Sulla tassa di soggiorno battaglia Comune-albergatori

di Daniele Bovi
Twitter @DanieleBovi

«Inconcepibile strabismo», «scelta scellerata» e una domanda: «L’assessorato al Turismo che ci sta a fare?». E’ durissimo l’attacco che Confesercenti, Confcommercio e Federalberghi lanciano nei confronti del Comune di Perugia che nei giorni scorsi ha dato ufficialmente il via libera alla tassa di soggiorno. All’indomani di un incontro tra il sindaco Wladimiro Boccali, l’assessore al Bilancio Livia Mercati e le associazioni, queste ultime parlano di «inconcepibile strabismo: da una parte – scrivono – il Comune si dice disponibile ad aprire un tavolo della crisi, implicitamente riconoscendo i gravissimi problemi del comparto, dall’altra sceglie di perseverare nella politica dei balzelli alle imprese e ai cittadini – in questo caso, essendo turisti, non elettori – confermando la scelta scellerata di imporre l’imposta di soggiorno a quanti, sempre di meno, sceglieranno il capoluogo per le loro vacanze».

La protesta Al centro del tavolo però anche «l’eccessiva pressione fiscale locale» tra Imu, imposta sulla pubblicità e Tares, la nuova tassa sui rifiuti che «rischia di dare il colpo di grazia alle imprese, ad esempio quelle ricettive, che hanno bisogno di grandi superfici per svolgere la propria attività, senza che questo si traduca in una proporzionale maggiore produzione di rifiuti». Albergatori e negozianti dipingono poi uno scenario fosco fatto di perdita di quelle fette di turismo come meeting e piccoli bus operator «che non possono farsi mangiare i margini dalla tassa di soggiorno»; comitive che potrebbero scegliere quei comuni umbri (come Assisi, Terni e Foligno) dove la tassa non viene applicata. «Ci saremmo aspettati – dicono ancora – un comportamento più responsabile da parte dell’amministrazione comunale di Perugia, tra l’altro Comune capoluogo e quindi con un ruolo ancora più importante nei confronti degli altri, e non le inutili rassicurazioni sulla destinazione degli ipotetici introiti». Da ultimo, oltre alla richiesta di «una vera spending review» l’attacco ad un assessorato considerato silente: «Se non ha voce in capitolo – si chiedono – che ci sta a fare?».

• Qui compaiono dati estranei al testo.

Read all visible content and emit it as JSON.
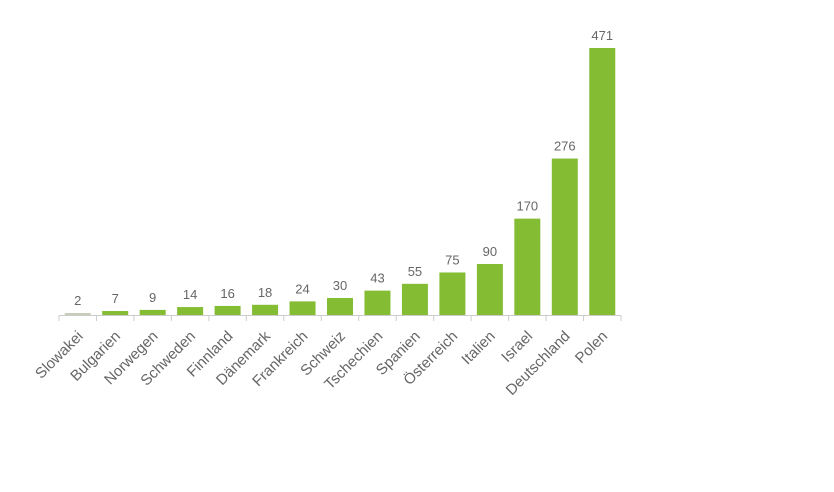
{
  "chart_data": {
    "type": "bar",
    "title": "",
    "xlabel": "",
    "ylabel": "",
    "categories": [
      "Slowakei",
      "Bulgarien",
      "Norwegen",
      "Schweden",
      "Finnland",
      "Dänemark",
      "Frankreich",
      "Schweiz",
      "Tschechien",
      "Spanien",
      "Österreich",
      "Italien",
      "Israel",
      "Deutschland",
      "Polen"
    ],
    "values": [
      2,
      7,
      9,
      14,
      16,
      18,
      24,
      30,
      43,
      55,
      75,
      90,
      170,
      276,
      471
    ],
    "value_labels": [
      "2",
      "7",
      "9",
      "14",
      "16",
      "18",
      "24",
      "30",
      "43",
      "55",
      "75",
      "90",
      "170",
      "276",
      "471"
    ],
    "ylim": [
      0,
      471
    ],
    "grid": false,
    "legend": "none",
    "colors": {
      "bar": "#84bc34",
      "first_bar": "#c6cdb8",
      "axis": "#cccccc",
      "text": "#666666"
    }
  }
}
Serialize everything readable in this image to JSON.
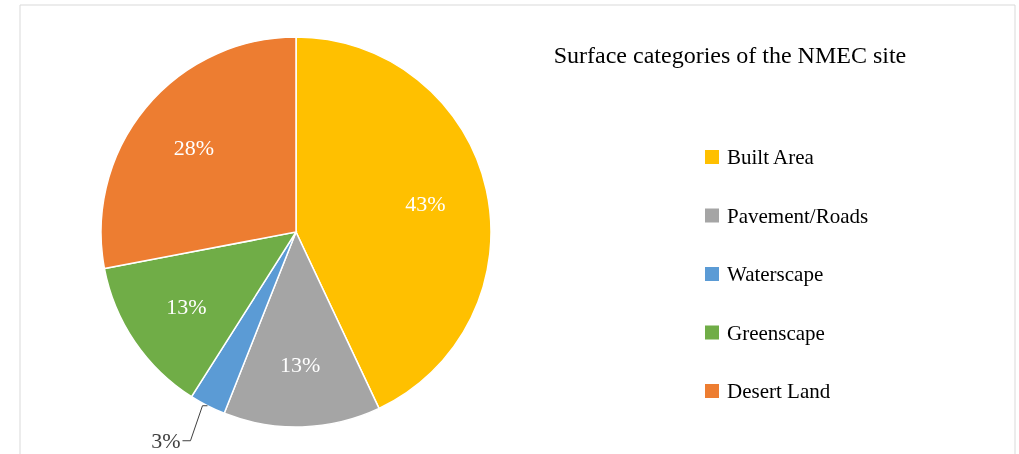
{
  "chart_data": {
    "type": "pie",
    "title": "Surface categories of the NMEC site",
    "categories": [
      "Built Area",
      "Pavement/Roads",
      "Waterscape",
      "Greenscape",
      "Desert Land"
    ],
    "values": [
      43,
      13,
      3,
      13,
      28
    ],
    "colors": [
      "#ffc000",
      "#a5a5a5",
      "#5b9bd5",
      "#70ad47",
      "#ed7d31"
    ],
    "value_labels": [
      "43%",
      "13%",
      "3%",
      "13%",
      "28%"
    ],
    "legend": "right"
  }
}
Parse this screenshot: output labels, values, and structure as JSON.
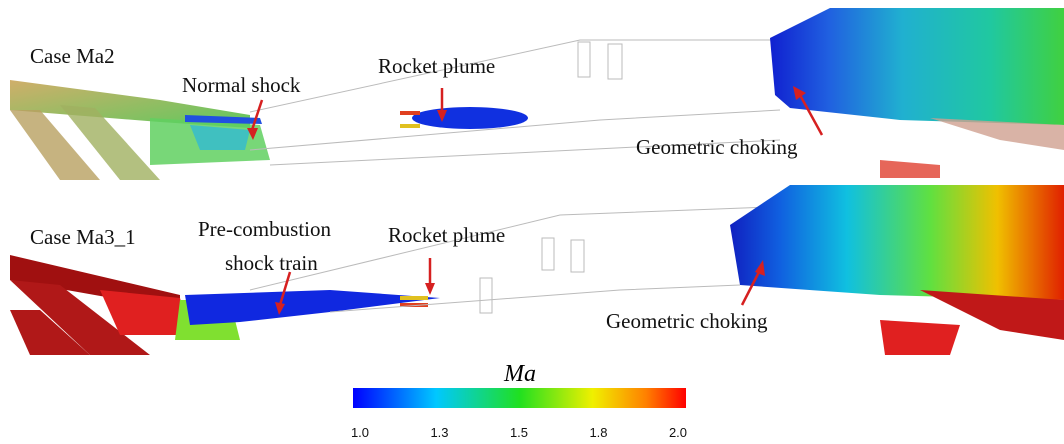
{
  "panels": [
    {
      "case": "Case Ma2",
      "labels": [
        "Normal shock",
        "Rocket plume",
        "Geometric choking"
      ]
    },
    {
      "case": "Case Ma3_1",
      "labels": [
        "Pre-combustion",
        "shock train",
        "Rocket plume",
        "Geometric choking"
      ]
    }
  ],
  "colorbar": {
    "title": "Ma",
    "ticks": [
      "1.0",
      "1.3",
      "1.5",
      "1.8",
      "2.0"
    ]
  }
}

Il Comune si difende e attacca Dopo qualche ora anche l’amministrazione comunale prende carta e penna, difendendosi e punzecchiando i commercianti. Da una parte palazzo dei Priori parla di un «investimento sulla città nell’interesse degli stessi albergatori», visto che la tassa «andrà a finanziare beni culturali, ambientali e servizi pubblici». In più il Comune spiega di avere ascoltato le preoccupazioni riducendo l’importo minimo da un euro a cinquanta centesimi. Di più però, «dopo due anni di tagli che mettono a rischio i servizi essenziali», non si può fare. Rinviarne ancora l’applicazione, come fatto per tutto il 2012, era impossibile secondo palazzo dei Priori. In fondo, dopo aver osservato che in quelle città dove non è stata applicata si è comunque inciso con altri meccanismi come i pedaggi per i bus, arriva la stoccata con l’amministrazione che ricorda come, nonostante le ristrettezze, «l’offerta culturale legata ai grandi eventi è rimasta invariata ed anzi, se possibile, è cresciuta». Offerta della quale hanno beneficiato in massima parte proprio albergatori e commercianti. Benefici che non hanno corrisposto «ad adeguate forme di sostegno finanziario». Insomma, il Comune sembra dire di aver fatto la sua parte per quanto possibile, non altrettanto commercianti e albergatori.